Advocacy in Canada and the UK
The US is not the only nation where Christians are leading the welcome effort for Afghans.
Canada’s prime minister Justin Trudeau promised to resettle 20,000 Afghans in the wake of the crisis. As in the US, many of Canada’s resettlement organizations are faith-based.
The country also has a sponsorship program where private citizens, often churches and ministries, commit to support a refugee or family for a year. “This has been a great opportunity for churches to respond to those in need of refuge. And they did,” said Anita Levesque, with the Evangelical Fellowship of Canada (EFC).
Journey Home Community, an evangelical resettlement agency operating in the Vancouver area, has begun by advocating to reunite members of the Afghan community with family members trapped in Afghanistan.
“Some of these are named on permanent residence applications in some stage of processing, so we decided to respond by advocating for these families—bringing names and file numbers to the attention of members of Parliament and hopefully to Immigration, Refugees, and Citizenship Canada,” the government department overseeing immigration, said Brad Kinnie, director of Journey Home.
“In this unique time, we feel a responsibility to our friends,” Kinnie says. “God loves us and loves the Afghan community and people. And it has been a privilege to walk alongside our community in this way.”

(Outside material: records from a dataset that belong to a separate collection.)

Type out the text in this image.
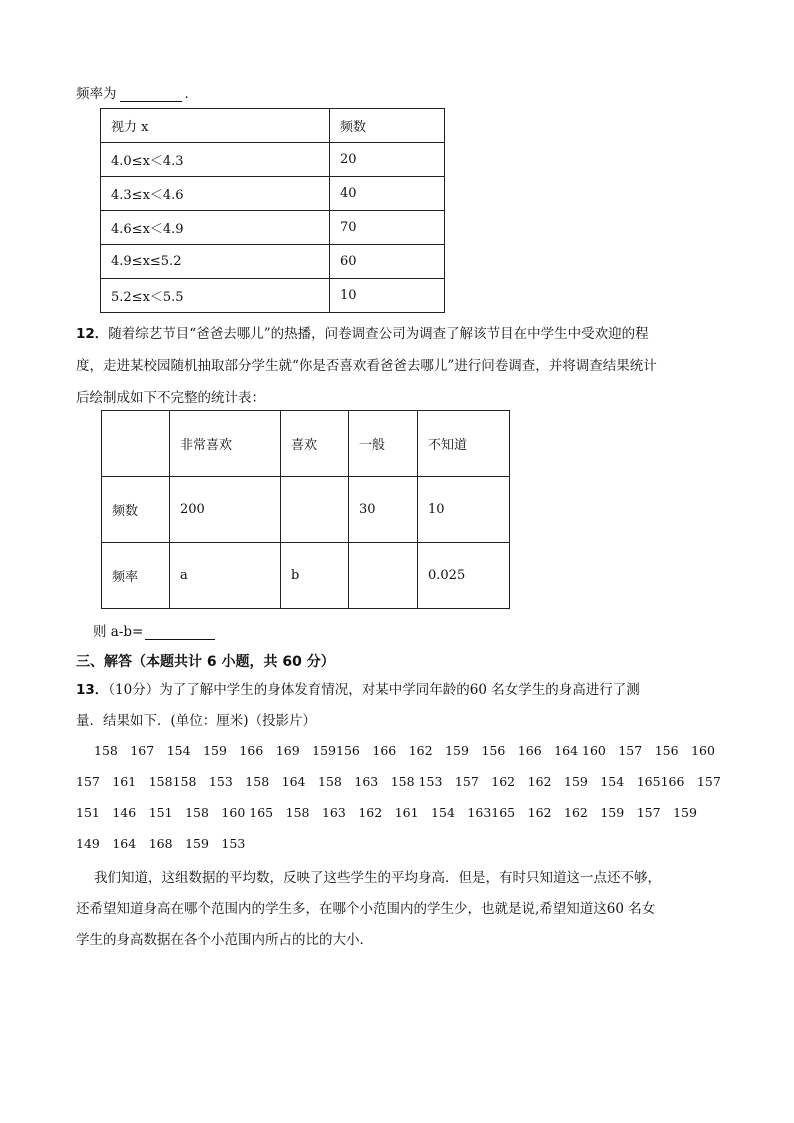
频率为	．
视力 x	频数
4.0≤x＜4.3	20
4.3≤x＜4.6	40
4.6≤x＜4.9	70
4.9≤x≤5.2	60
5.2≤x＜5.5	10
12．随着综艺节目“爸爸去哪儿”的热播，问卷调查公司为调查了解该节目在中学生中受欢迎的程
度，走进某校园随机抽取部分学生就“你是否喜欢看爸爸去哪儿”进行问卷调查，并将调查结果统计
后绘制成如下不完整的统计表：
	非常喜欢	喜欢	一般	不知道
频数	200		30	10
频率	a	b		0.025
则 a-b=
三、解答（本题共计 6 小题，共 60 分）
13．（10分）为了了解中学生的身体发育情况，对某中学同年龄的60 名女学生的身高进行了测
量．结果如下．(单位：厘米)（投影片）
158　167　154　159　166　169　159156　166　162　159　156　166　164 160　157　156　160
157　161　158158　153　158　164　158　163　158 153　157　162　162　159　154　165166　157
151　146　151　158　160 165　158　163　162　161　154　163165　162　162　159　157　159
149　164　168　159　153
我们知道，这组数据的平均数，反映了这些学生的平均身高．但是，有时只知道这一点还不够，
还希望知道身高在哪个范围内的学生多，在哪个小范围内的学生少，也就是说,希望知道这60 名女
学生的身高数据在各个小范围内所占的比的大小．
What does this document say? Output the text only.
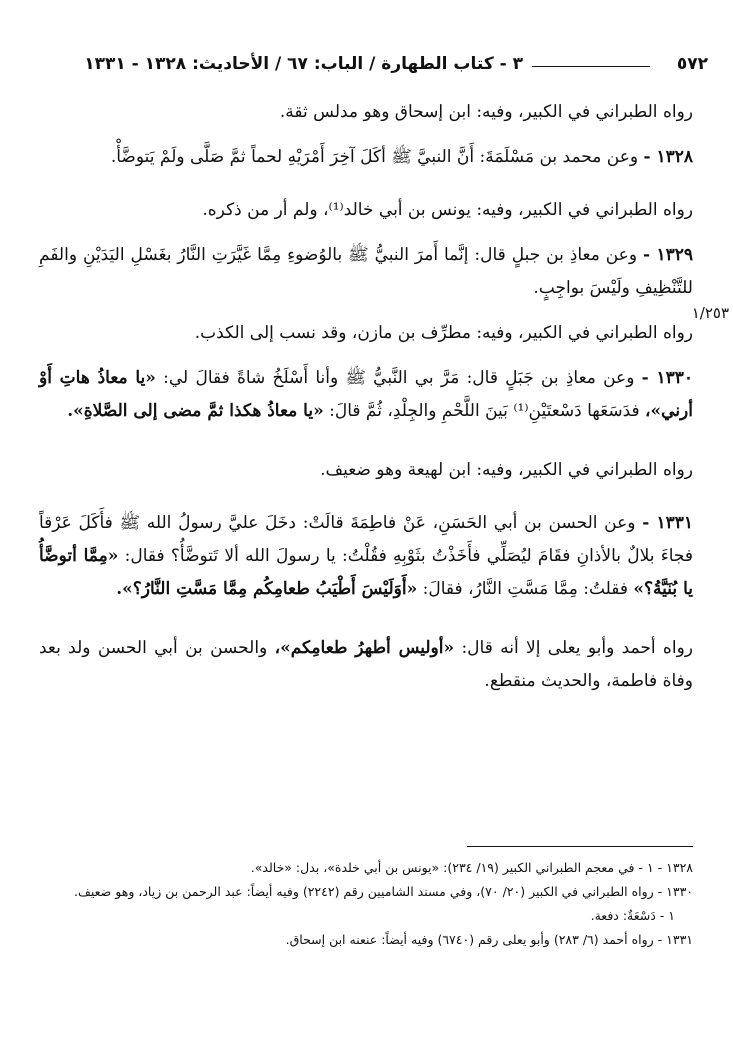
٥٧٢
٣ - كتاب الطهارة / الباب: ٦٧ / الأحاديث: ١٣٢٨ - ١٣٣١
١/٢٥٣

رواه الطبراني في الكبير، وفيه: ابن إسحاق وهو مدلس ثقة.

١٣٢٨ - وعن محمد بن مَسْلَمَةَ: أَنَّ النبيَّ ﷺ أكَلَ آخِرَ أَمْرَيْهِ لحماً ثمَّ صَلَّى ولَمْ يَتوضَّأْ.

رواه الطبراني في الكبير، وفيه: يونس بن أبي خالد⁽¹⁾، ولم أر من ذكره.

١٣٢٩ - وعن معاذِ بن جبلٍ قال: إنَّما أَمرَ النبيُّ ﷺ بالوُضوءِ مِمَّا غَيَّرَتِ النَّارُ بغَسْلِ اليَدَيْنِ والفَمِ للتَّنْظِيفِ ولَيْسَ بواجِبٍ.

رواه الطبراني في الكبير، وفيه: مطرِّف بن مازن، وقد نسب إلى الكذب.

١٣٣٠ - وعن معاذِ بن جَبَلٍ قال: مَرَّ بي النَّبيُّ ﷺ وأنا أَسْلَخُ شاةً فقالَ لي: «يا معاذُ هاتِ أَوْ أرني»، فدَسَعَها دَسْعتَيْنِ⁽¹⁾ بَينَ اللَّحْمِ والجِلْدِ، ثُمَّ قالَ: «يا معاذُ هكذا ثمَّ مضى إلى الصَّلاةِ».

رواه الطبراني في الكبير، وفيه: ابن لهيعة وهو ضعيف.

١٣٣١ - وعن الحسن بن أبي الحَسَنِ، عَنْ فاطِمَةَ قالَتْ: دخَلَ عليَّ رسولُ الله ﷺ فأَكَلَ عَرْقاً فجاءَ بلالٌ بالأذانِ فقَامَ ليُصَلِّي فأَخَذْتُ بثَوْبِهِ فقُلْتُ: يا رسولَ الله ألا تَتوضَّأُ؟ فقال: «مِمَّا أتوضَّأُ يا بُنَيَّةُ؟» فقلتُ: مِمَّا مَسَّتِ النَّارُ، فقالَ: «أَوَلَيْسَ أَطْيَبُ طعامِكُم مِمَّا مَسَّتِ النَّارُ؟».

رواه أحمد وأبو يعلى إلا أنه قال: «أوليس أطهرُ طعامِكم»، والحسن بن أبي الحسن ولد بعد وفاة فاطمة، والحديث منقطع.

١٣٢٨ - ١ - في معجم الطبراني الكبير (١٩/ ٢٣٤): «يونس بن أبي خلدة»، بدل: «خالد».

١٣٣٠ - رواه الطبراني في الكبير (٢٠/ ٧٠)، وفي مسند الشاميين رقم (٢٢٤٢) وفيه أيضاً: عبد الرحمن بن زياد، وهو ضعيف.

١ - دَسْعَةٌ: دفعة.

١٣٣١ - رواه أحمد (٦/ ٢٨٣) وأبو يعلى رقم (٦٧٤٠) وفيه أيضاً: عنعنه ابن إسحاق.
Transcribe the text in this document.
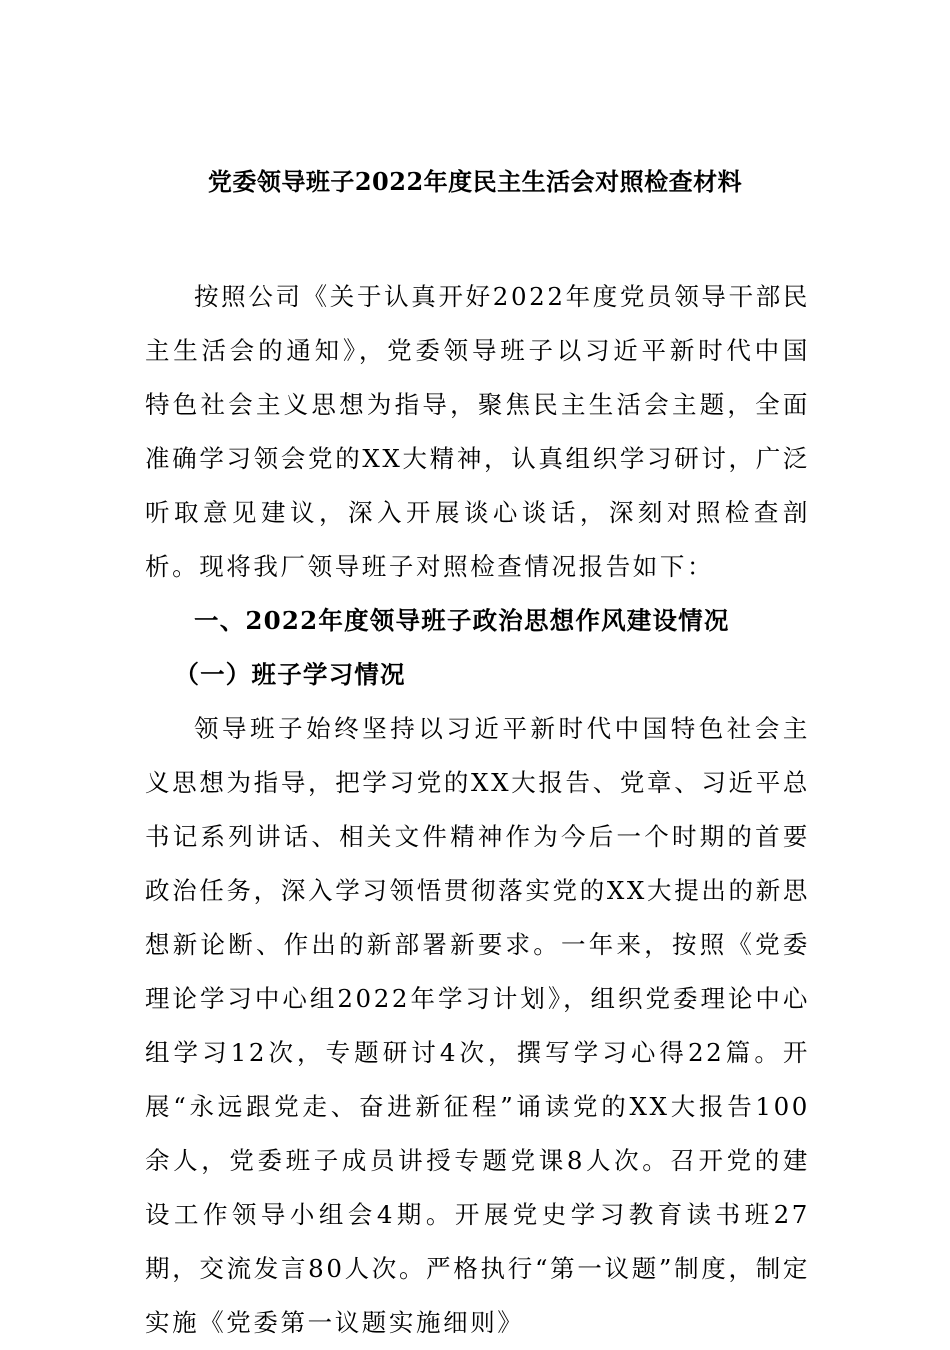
党委领导班子2022年度民主生活会对照检查材料

按照公司《关于认真开好2022年度党员领导干部民主生活会的通知》，党委领导班子以习近平新时代中国特色社会主义思想为指导，聚焦民主生活会主题，全面准确学习领会党的XX大精神，认真组织学习研讨，广泛听取意见建议，深入开展谈心谈话，深刻对照检查剖析。现将我厂领导班子对照检查情况报告如下：

一、2022年度领导班子政治思想作风建设情况

（一）班子学习情况

领导班子始终坚持以习近平新时代中国特色社会主义思想为指导，把学习党的XX大报告、党章、习近平总书记系列讲话、相关文件精神作为今后一个时期的首要政治任务，深入学习领悟贯彻落实党的XX大提出的新思想新论断、作出的新部署新要求。一年来，按照《党委理论学习中心组2022年学习计划》，组织党委理论中心组学习12次，专题研讨4次，撰写学习心得22篇。开展“永远跟党走、奋进新征程”诵读党的XX大报告100余人，党委班子成员讲授专题党课8人次。召开党的建设工作领导小组会4期。开展党史学习教育读书班27期，交流发言80人次。严格执行“第一议题”制度，制定实施《党委第一议题实施细则》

Across the pond, a network of evangelical organizations in the United Kingdom is also mobilizing to equip local churches to welcome a wave of its newest neighbors—including Afghan Welcome, a coalition formed in partnership with Welcome Churches.
“I received a last-minute call from the UK Home Office asking for emergency help supporting Afghan refugees,” said Afghan Welcome’s director Krish Kandiah. “A few emails later, and 35 church leaders—in exactly the right towns—came out to assist Afghan families evacuated into hotels near their churches. Due to a political communication breakdown, the families had received very little support until the churches showed up.”
The joint venture includes an Emergency Afghan Fund to cover the cost of services and support to meet practical needs and help them adjust into a new community. The initiative began with a focus on mothers and children under five, collecting 33,000 donates of baby supplies. It’s transitioning to helping with education, employment, and social integration.
“Our team has had the privilege of traveling around the country, visiting newly arrived Afghans who served alongside British troops in Afghanistan as interpreters, mechanics, and embassy staff,” said Welcome Church’s joint CEO Emily Holden. “We have been connecting them with local churches who are ready to welcome them.”
Since the situation in Afghanistan unfolded, Holden says they have seen a huge increase in the number of local churches who have signed up to be a part of their network.
“We have over 600 churches signed up to welcome refugees and asylum seekers arriving in the UK, including Afghans,” Holden says. “This isn’t about one organization responding to the needs on our doorstep; it is about God’s church coming together to fulfill our calling to ‘welcome the stranger.’”
As Kandiah said, “The Christian response to Afghan refugees has reminded me how much I love the church”—living up to its potential as “an incredible force for good in the world.”